I'm starting this series of posts today. The idea is to explain what is going on in France, or how French people react to the events in the world. Sometimes I'm very surprised by the reactions of foreign people like Americans, Turks, Germans or Serbians for example. It's often cultural differences that can explain our behaviour and reactions. And I know that French are often seen as dirty (true...) and arrogant (not entirely false...) people in the world. It's my way of explaining how complex things are in my country.

For this first post, I'm going speak to speak about the start of the new school year. There are two main facts this year : The inflation on the school supplies and the History Curriculum (an english word that I didn't know...except for Curriculum Vitae in french or latin) :

School supplies

In France, the inflation rate for school supplies is 11,7% (source : Confédération Syndicale des Familles). This may not be as high as in other european countries but in France it's higher than inflation in general. In France, Inflation is quoted at 7% but for many products, it's sometimes an increase of 13% between 2022 and 2023. To help the poorest, some local authorities provide some financial support. The French government also helps every year with a back-to-school bonus for 11 million households. An annual controversy because far-right parties say that some household use the bonus to buy TVs or game consoles. That's obviously fwrong because there are no statistics on TV sales to prove it. The other controversy in France about school supplies comes from teachers' lists of furniture, always strange with some colours, sizes or models of products impossible to find. I remember my childhood with the wardrobe full of cheap supplies for several years of schools, like notebooks, double sheets of paper, rubber etc..Of course, I didn't have any fashionable products or school bags but something cheap or something durable and hard-wearing. I didn't have many products from one of the best paper companies, Clairefontaine (no, they don't paid me...), because they were expensive. But when I was older, I bought a few notebooks to write or draw in. What a moment of happiness.

I don't have any children and people are buying school supplies earlier than they used to, sometimes in June or July and sometimes online. It's not the same magic when supermarkets were full of those school products with colours, heroes of our teenage years on every product. I went to a supermarket last week and there was only a small aisle for it, as if it was a normal month.
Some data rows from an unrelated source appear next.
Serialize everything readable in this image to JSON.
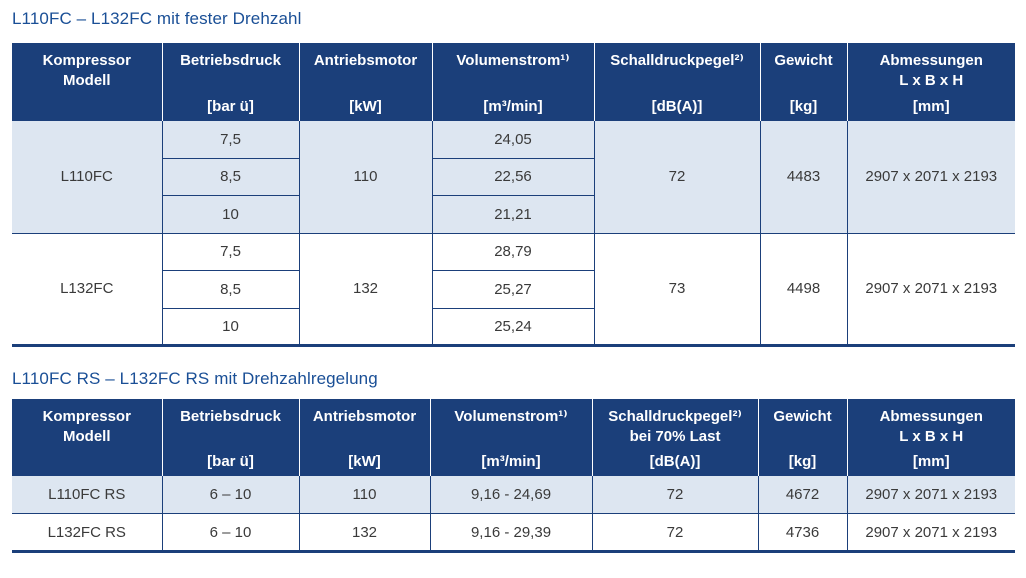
{
  "section1": {
    "title": "L110FC – L132FC mit fester Drehzahl",
    "headers": [
      {
        "top": "Kompressor\nModell",
        "unit": ""
      },
      {
        "top": "Betriebsdruck",
        "unit": "[bar ü]"
      },
      {
        "top": "Antriebsmotor",
        "unit": "[kW]"
      },
      {
        "top": "Volumenstrom¹⁾",
        "unit": "[m³/min]"
      },
      {
        "top": "Schalldruckpegel²⁾",
        "unit": "[dB(A)]"
      },
      {
        "top": "Gewicht",
        "unit": "[kg]"
      },
      {
        "top": "Abmessungen\nL x B x H",
        "unit": "[mm]"
      }
    ],
    "models": [
      {
        "name": "L110FC",
        "pressures": [
          "7,5",
          "8,5",
          "10"
        ],
        "motor": "110",
        "flows": [
          "24,05",
          "22,56",
          "21,21"
        ],
        "noise": "72",
        "weight": "4483",
        "dimensions": "2907 x 2071 x 2193"
      },
      {
        "name": "L132FC",
        "pressures": [
          "7,5",
          "8,5",
          "10"
        ],
        "motor": "132",
        "flows": [
          "28,79",
          "25,27",
          "25,24"
        ],
        "noise": "73",
        "weight": "4498",
        "dimensions": "2907 x 2071 x 2193"
      }
    ]
  },
  "section2": {
    "title": "L110FC RS – L132FC RS mit Drehzahlregelung",
    "headers": [
      {
        "top": "Kompressor\nModell",
        "unit": ""
      },
      {
        "top": "Betriebsdruck",
        "unit": "[bar ü]"
      },
      {
        "top": "Antriebsmotor",
        "unit": "[kW]"
      },
      {
        "top": "Volumenstrom¹⁾",
        "unit": "[m³/min]"
      },
      {
        "top": "Schalldruckpegel²⁾\nbei 70% Last",
        "unit": "[dB(A)]"
      },
      {
        "top": "Gewicht",
        "unit": "[kg]"
      },
      {
        "top": "Abmessungen\nL x B x H",
        "unit": "[mm]"
      }
    ],
    "rows": [
      {
        "name": "L110FC RS",
        "pressure": "6 – 10",
        "motor": "110",
        "flow": "9,16 - 24,69",
        "noise": "72",
        "weight": "4672",
        "dimensions": "2907 x 2071 x 2193"
      },
      {
        "name": "L132FC RS",
        "pressure": "6 – 10",
        "motor": "132",
        "flow": "9,16 - 29,39",
        "noise": "72",
        "weight": "4736",
        "dimensions": "2907 x 2071 x 2193"
      }
    ]
  }
}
So sad ! … And at the checkout, we can see more and more people who are stuggling to pay, asking to have products removed because it's too expensive. If you add some digital products to that, it's a two-speed school system that we might see in some cities or regions. Fortunately, digital has shown problems and some countries are going back to paper, like Sweden this year. Ok, if it's not like in Brazil, to teach a controversial history.

History Curriculum

The strangest thing about this in France is that was not the Minister of Education who announced the changes but ... Emmanuel Macron, our president, in the summer, just before the start of the new school year. The change ? A chronological curriculum… But his former (and much despised by teachers...) minister Blanquer did that 6 or 7 years ago. Not very efficient...Or maybe is it the advice of Mrs Macron, a former private school teacher ? Just a few months ago, the minister Pape NDiaye was sacked by Macron ...and the current minister, Gabriel Attal, is seen as the Macrons' «toy boy», perhaps too young for some people but with a certain talent for communication. It's difficult to explain why it was not Attal who announced this «non change». But of course, history teachers are shoked by that, especially because of the date, just 2 weeks before the start, and the lack of precision. History is something very sensitive in France. In the 19th century, politics wrote a «national novel» or a national myth, the way for history to create a real nation, to create national symbols. It's often not so true and difficult to teach 2 centuries later. But it's not a problem for right and far right. In France, everything is politics.

When I was young, I read some of my mother's history books (written in the 50s and 60s). So I was very familiar with Charlemagne, Clovis or Louis XI, for example. And when I studied history in secondary school, it was of course very different, with not so many dates to learn but more about understanding the causes and consequences of the great events of history. For me, the two ways of teaching history were complementary. It can understand the criticisms of both. It was no problem for me to study the 19th century one year and the 17th century the next. I knew the chronology of that, by myself. But maybe was it a problem for other students sometimes. The real problem with this 1950s way of teaching is the lack of understanding. By teaching the dates, the chronology, you can also forget the relationships between historical periods. That's one of the problems for most of history teachers. I don't know how history is taught to students in other countries. Of course, I know some facts in dictatorships or the way extreme right-wing parties want to revise history in some countries or US states.

The deepest problem is that Emmanuel Macron and his goverment see school as an enterprise to produce docile workers. PISA ranking, in which French do badly, is the excuse ...But is it really a good ranking for everyone or everything? I don't think so. When I talk to young people, I can certanly say that it si bad for most of them. For France, and of course for the rest of the world history. Bad at dates and bad at explanations. Unfortunately, this new history curriculum won't change that fact.